15 Mar 2020

The Story Behind the Brand: The Latte Lounge

Katie Taylor, Founder of Latte Lounge
The Story Behind the Brand: The Latte Lounge

The night of my diagnosis I came home and cried with relief on my bed that I wasn’t going mad and there was an explanation for everything I’d been feeling but I felt really, really angry at that time that my doctors had misdiagnosed me and I had wasted four years of precious life not really living.

I was 43, when I began to struggle with low mood. My usual bubbly, outgoing, capable persona was slowly replaced with low energy, brain fog and anxiety.

As a mum of four kids I just put it down to juggling my family, home and job.

But hit with insomnia, I spent the next four years trying to function on just three hours sleep a night. My unrelenting symptoms forced me to give up three jobs in that time too.

I didn't get the typical hot flushes and night sweats, but i did have heart palpitations and my periods had become shorter, and heavier and I put on a lot of weight.

My GP said I was probably stressed and depressed, as I was working full-time and had a very busy family life and so that was when it was suggested I took some time off, hence why I initially quit my first job.

I was given antidepressants but they didn't make things any better, they just made me feel numb. I just felt like I could no longer get any joy out of life.

I tried going to the gym a bit more and eating more healthily, but nothing helped.

I was sent to a heart specialist for my palpitations, which ruled out a heart condition. I went back and forth to different doctors and specialists over the years about all the various symptoms I was suffering from, but I was just made to feel like a hypochondriac.

It was my father, Professor Michael Baum, a surgical oncologist who specialises in breast cancer, who suspected all my symptoms were hormone-related, and arranged for me to see one of his consultant friends.

She did a blood test and said my oestrogen levels were "on the floor" and that all my symptoms were due to perimenopause and suggested I went on HRT immediately.

It was the first time I'd heard the word perimenopause.

Within a couple of months, I'd weaned myself off the antidepressants and suddenly realised that I was starting to feel like my old self again.

I remember watching a comedy show on TV and realising it was the first time I’d laughed in four years.

My husband commented that he felt like he had got his wife back, and my kids their mum.

The night of my diagnosis I came home and cried with relief on my bed that I wasn’t going mad and there was an explanation for everything I’d been feeling but I felt really, really angry at that time that my doctors had misdiagnosed me and I had wasted four years of precious life not really living.

I decided there and then to start a Facebook group and a website lattelounge.co aimed at women over 40, so that I could share my experience with others and help all those who may also have been in the dark about their own symptoms. 

We now have over 17,000 members on our Facebook Group and we now talk about all areas of midlife health and wellbeing, not just perimenopause and menopause.

The group tends to be full of women asking for recommendations for anything from a doctor or a dentist, to a cleaner or a hairdresser but it is a very safe, warm, friendly and non-judgmental place to be. 

I also have a medical committee who I turn to if our members email me with some problems they may need some signposting for and we have a jobs board, a business directory, an offers and discount page and a blog zone on our website, full of very useful information on all areas of midlife.

We have a charity partner, The Eve Appeal, as my long term aim is to use this platform to raise money and awareness for them so I can carry on the baton of my father in furthering our successes in the area of cancer research.

I don't blame the GPs for what happened to me, after all they only have 10 minutes to chat to a patient, and there is no mandatory GP training in menopause currently, hence why so many women are not getting the right treatment. But I’m constantly campaigning with many of my amazing menowarriors and colleagues who I’ve met through my work, to try and change all that hopefully soon.

 

SOME INFORMATION ON PERIMENOPAUSE/MENOPAUSE

The average age of menopause, when woman's oestrogen levels decline, is 51. Perimenopause, or menopause transition, may begin as early as 10 years before.

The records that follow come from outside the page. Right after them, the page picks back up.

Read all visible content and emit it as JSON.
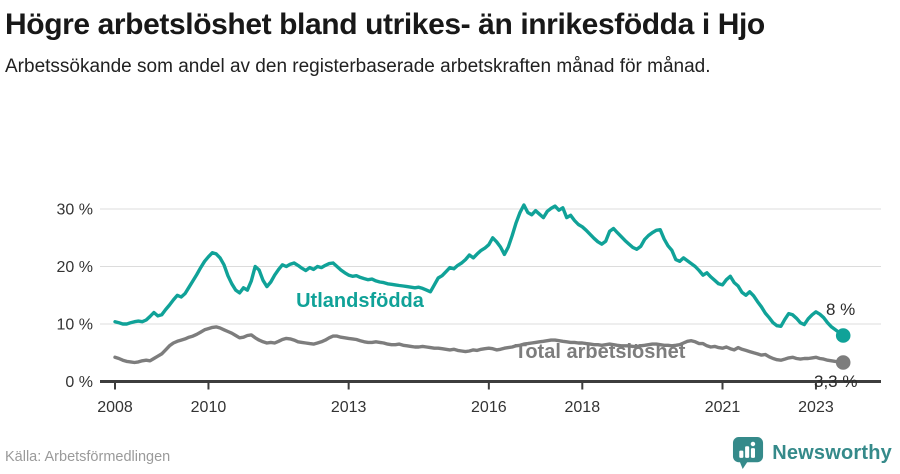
{
  "header": {
    "title": "Högre arbetslöshet bland utrikes- än inrikesfödda i Hjo",
    "subtitle": "Arbetssökande som andel av den registerbaserade arbetskraften månad för månad."
  },
  "footer": {
    "source": "Källa: Arbetsförmedlingen",
    "brand": "Newsworthy"
  },
  "colors": {
    "series_foreign": "#10a298",
    "series_total": "#7d7d7d",
    "grid": "#dcdcdc",
    "axis": "#3d3d3d",
    "brand_teal": "#358a8a"
  },
  "chart_data": {
    "type": "line",
    "title": "Högre arbetslöshet bland utrikes- än inrikesfödda i Hjo",
    "xlabel": "",
    "ylabel": "",
    "frequency": "monthly",
    "x_start_year": 2008,
    "x_ticks": [
      2008,
      2010,
      2013,
      2016,
      2018,
      2021,
      2023
    ],
    "x_tick_labels": [
      "2008",
      "2010",
      "2013",
      "2016",
      "2018",
      "2021",
      "2023"
    ],
    "y_ticks": [
      0,
      10,
      20,
      30
    ],
    "y_tick_labels": [
      "0 %",
      "10 %",
      "20 %",
      "30 %"
    ],
    "ylim": [
      0,
      32
    ],
    "grid": true,
    "legend_position": "inline-labels",
    "series": [
      {
        "name": "Utlandsfödda",
        "color": "#10a298",
        "end_label": "8 %",
        "values": [
          10.4,
          10.2,
          10.0,
          10.0,
          10.2,
          10.4,
          10.5,
          10.4,
          10.7,
          11.3,
          12.0,
          11.4,
          11.6,
          12.5,
          13.3,
          14.2,
          15.0,
          14.7,
          15.3,
          16.4,
          17.5,
          18.6,
          19.8,
          20.9,
          21.7,
          22.4,
          22.2,
          21.5,
          20.3,
          18.4,
          17.0,
          15.9,
          15.4,
          16.3,
          15.9,
          17.5,
          20.0,
          19.4,
          17.6,
          16.5,
          17.3,
          18.5,
          19.5,
          20.3,
          20.0,
          20.4,
          20.6,
          20.2,
          19.7,
          19.3,
          19.8,
          19.5,
          20.0,
          19.8,
          20.2,
          20.5,
          20.6,
          20.0,
          19.4,
          18.9,
          18.5,
          18.3,
          18.4,
          18.1,
          17.9,
          17.7,
          17.8,
          17.5,
          17.3,
          17.2,
          17.0,
          16.9,
          16.8,
          16.7,
          16.6,
          16.5,
          16.4,
          16.3,
          16.4,
          16.2,
          15.9,
          15.6,
          16.8,
          18.0,
          18.4,
          19.1,
          19.8,
          19.6,
          20.2,
          20.6,
          21.2,
          22.0,
          21.5,
          22.2,
          22.8,
          23.2,
          23.8,
          25.0,
          24.3,
          23.4,
          22.1,
          23.4,
          25.4,
          27.6,
          29.4,
          30.7,
          29.4,
          29.0,
          29.7,
          29.1,
          28.5,
          29.6,
          30.1,
          30.5,
          29.8,
          30.2,
          28.5,
          28.9,
          28.0,
          27.3,
          26.9,
          26.3,
          25.6,
          24.9,
          24.3,
          23.9,
          24.4,
          26.1,
          26.6,
          25.9,
          25.2,
          24.5,
          23.9,
          23.3,
          23.0,
          23.5,
          24.7,
          25.4,
          25.9,
          26.3,
          26.4,
          24.8,
          23.6,
          22.8,
          21.2,
          20.9,
          21.5,
          21.0,
          20.5,
          20.0,
          19.3,
          18.5,
          18.9,
          18.2,
          17.6,
          17.0,
          16.8,
          17.7,
          18.3,
          17.2,
          16.6,
          15.5,
          15.0,
          15.6,
          14.9,
          13.9,
          13.0,
          11.9,
          11.1,
          10.2,
          9.7,
          9.6,
          10.8,
          11.8,
          11.6,
          11.0,
          10.2,
          9.9,
          10.9,
          11.6,
          12.1,
          11.7,
          11.1,
          10.2,
          9.5,
          9.0,
          8.5,
          8.0
        ]
      },
      {
        "name": "Total arbetslöshet",
        "color": "#7d7d7d",
        "end_label": "3,3 %",
        "values": [
          4.2,
          4.0,
          3.7,
          3.5,
          3.4,
          3.3,
          3.4,
          3.6,
          3.7,
          3.6,
          4.0,
          4.4,
          4.8,
          5.5,
          6.2,
          6.7,
          7.0,
          7.2,
          7.4,
          7.7,
          7.9,
          8.2,
          8.6,
          9.0,
          9.2,
          9.4,
          9.5,
          9.3,
          9.0,
          8.7,
          8.4,
          8.0,
          7.6,
          7.7,
          8.0,
          8.1,
          7.6,
          7.2,
          6.9,
          6.7,
          6.8,
          6.7,
          7.0,
          7.3,
          7.5,
          7.4,
          7.2,
          6.9,
          6.8,
          6.7,
          6.6,
          6.5,
          6.7,
          6.9,
          7.2,
          7.6,
          7.9,
          7.9,
          7.7,
          7.6,
          7.5,
          7.4,
          7.3,
          7.1,
          6.9,
          6.8,
          6.8,
          6.9,
          6.8,
          6.7,
          6.5,
          6.4,
          6.4,
          6.5,
          6.3,
          6.2,
          6.1,
          6.0,
          6.0,
          6.1,
          6.0,
          5.9,
          5.8,
          5.8,
          5.7,
          5.6,
          5.5,
          5.6,
          5.4,
          5.3,
          5.2,
          5.3,
          5.5,
          5.4,
          5.6,
          5.7,
          5.8,
          5.7,
          5.5,
          5.6,
          5.8,
          5.9,
          6.0,
          6.2,
          6.3,
          6.5,
          6.6,
          6.7,
          6.8,
          6.9,
          7.0,
          7.1,
          7.2,
          7.2,
          7.1,
          7.0,
          6.9,
          6.8,
          6.8,
          6.7,
          6.7,
          6.6,
          6.5,
          6.4,
          6.4,
          6.3,
          6.4,
          6.5,
          6.4,
          6.3,
          6.2,
          6.2,
          6.2,
          6.1,
          6.1,
          6.2,
          6.3,
          6.4,
          6.5,
          6.5,
          6.4,
          6.3,
          6.3,
          6.2,
          6.3,
          6.4,
          6.7,
          7.0,
          7.1,
          6.9,
          6.6,
          6.6,
          6.2,
          6.0,
          6.1,
          5.9,
          5.8,
          6.0,
          5.7,
          5.5,
          5.9,
          5.6,
          5.4,
          5.2,
          5.0,
          4.8,
          4.6,
          4.7,
          4.3,
          4.0,
          3.8,
          3.7,
          3.9,
          4.1,
          4.2,
          4.0,
          3.9,
          4.0,
          4.0,
          4.1,
          4.2,
          4.0,
          3.9,
          3.7,
          3.6,
          3.5,
          3.4,
          3.3
        ]
      }
    ]
  }
}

Around 13 million women in the UK are either peri- or menopausal, equal to one-third of the entire female population yet 48 per cent of GPs have had no training in the management of the menopause, which can include mood changes, joint and muscle pain, headaches and UTI’s.

Millions of women are being forced to cope with the change without help. Only 2.5 million prescriptions of HRT were issued in England in 2017, down from 6 million in 2000.

It's argued the fall is because GPs are still influenced by scare stories about the side-effects of HRT published decades ago that were overblown.

Blood tests are not very accurate in women over 45 as hormone levels go up and down all the time, even during the course of a day, so the test can't really present a true picture.

A better way is to talk to a GP or nurse about the pattern of your periods and any symptoms you are experiencing (take a symptom check list with you) and/or go to a menopause specialist (which you can find via The BMS website).